What did i know back then, all i wanted to do was a simple way to get over that certain somebody.
He left the biggest scar in my heart, and from that i was never be able to open up yet again...
Lately, i get to know my friend's story a little better and he reminds me of the scar in my heart, of the pain that i have tried so many times to forget, and most of all reminding me of that certain someone that I've tried to erase out of my life.

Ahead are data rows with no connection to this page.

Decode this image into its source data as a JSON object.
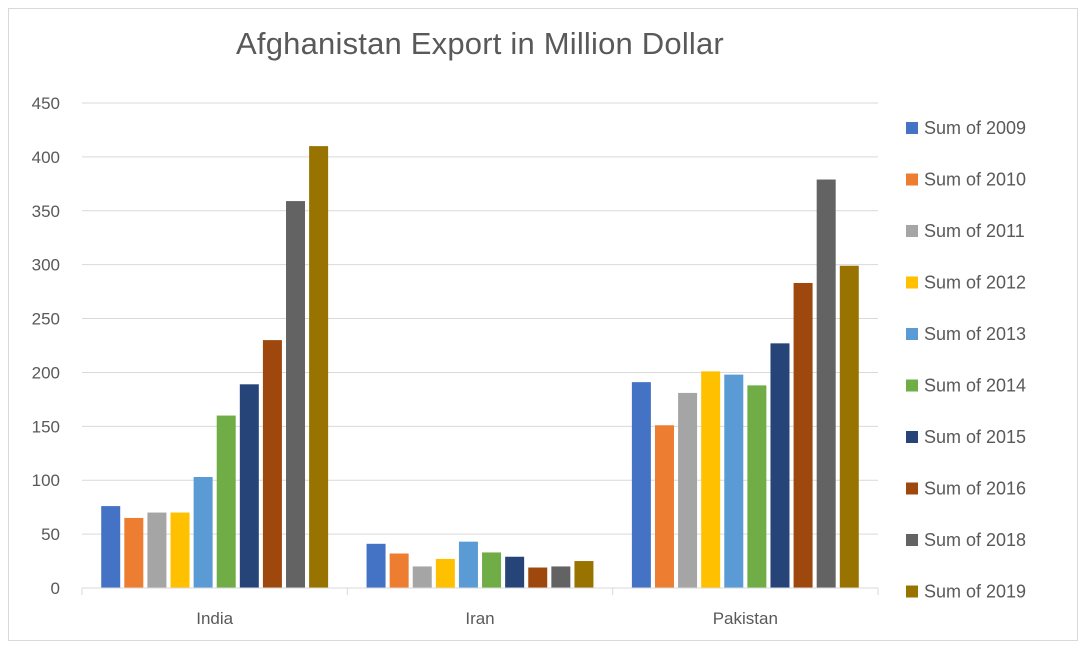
{
  "chart_data": {
    "type": "bar",
    "title": "Afghanistan Export in Million Dollar",
    "xlabel": "",
    "ylabel": "",
    "ylim": [
      0,
      450
    ],
    "yticks": [
      0,
      50,
      100,
      150,
      200,
      250,
      300,
      350,
      400,
      450
    ],
    "grid": true,
    "legend_position": "right",
    "categories": [
      "India",
      "Iran",
      "Pakistan"
    ],
    "series": [
      {
        "name": "Sum of 2009",
        "color": "#4472C4",
        "values": [
          76,
          41,
          191
        ]
      },
      {
        "name": "Sum of 2010",
        "color": "#ED7D31",
        "values": [
          65,
          32,
          151
        ]
      },
      {
        "name": "Sum of 2011",
        "color": "#A5A5A5",
        "values": [
          70,
          20,
          181
        ]
      },
      {
        "name": "Sum of 2012",
        "color": "#FFC000",
        "values": [
          70,
          27,
          201
        ]
      },
      {
        "name": "Sum of 2013",
        "color": "#5B9BD5",
        "values": [
          103,
          43,
          198
        ]
      },
      {
        "name": "Sum of 2014",
        "color": "#70AD47",
        "values": [
          160,
          33,
          188
        ]
      },
      {
        "name": "Sum of 2015",
        "color": "#264478",
        "values": [
          189,
          29,
          227
        ]
      },
      {
        "name": "Sum of 2016",
        "color": "#9E480E",
        "values": [
          230,
          19,
          283
        ]
      },
      {
        "name": "Sum of 2018",
        "color": "#636363",
        "values": [
          359,
          20,
          379
        ]
      },
      {
        "name": "Sum of 2019",
        "color": "#997300",
        "values": [
          410,
          25,
          299
        ]
      }
    ]
  }
}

Was i wrong to fall in love? Was i wrong to give up and not fighting? Was i wrong to choose follow my gut feelings but not him?
I didn't think i was!
But here am i, sitting on the floor, listening my friend's story about his long distance relationship, plus another girl right close by, listen to his mess, give him advice on how to handle his mess, tell him to be less selfish and think more of all the girls he is involved with, of how he is hurting all of them, I also tell him to his face that he is so afraid of being lonely, so he always wants somebody to be near by. (Somehow, That boy reminds me so much of that certain somebody)....At the same time in the back of my mind I was like, "boys like you r the reason i am incapable of love anyone anymore"!!!
After talking with him, i realize that even the wound healed, the scar faded, but the things that certain somebody said, the act that he has done, the way things ended are already engraved in me and these pain might never go away! All I wanted was some simple ways to get over these.
That boy reminds me so much of that certain somebody, and the pain i thought is already deeply hidden is once get to reveal yet another time.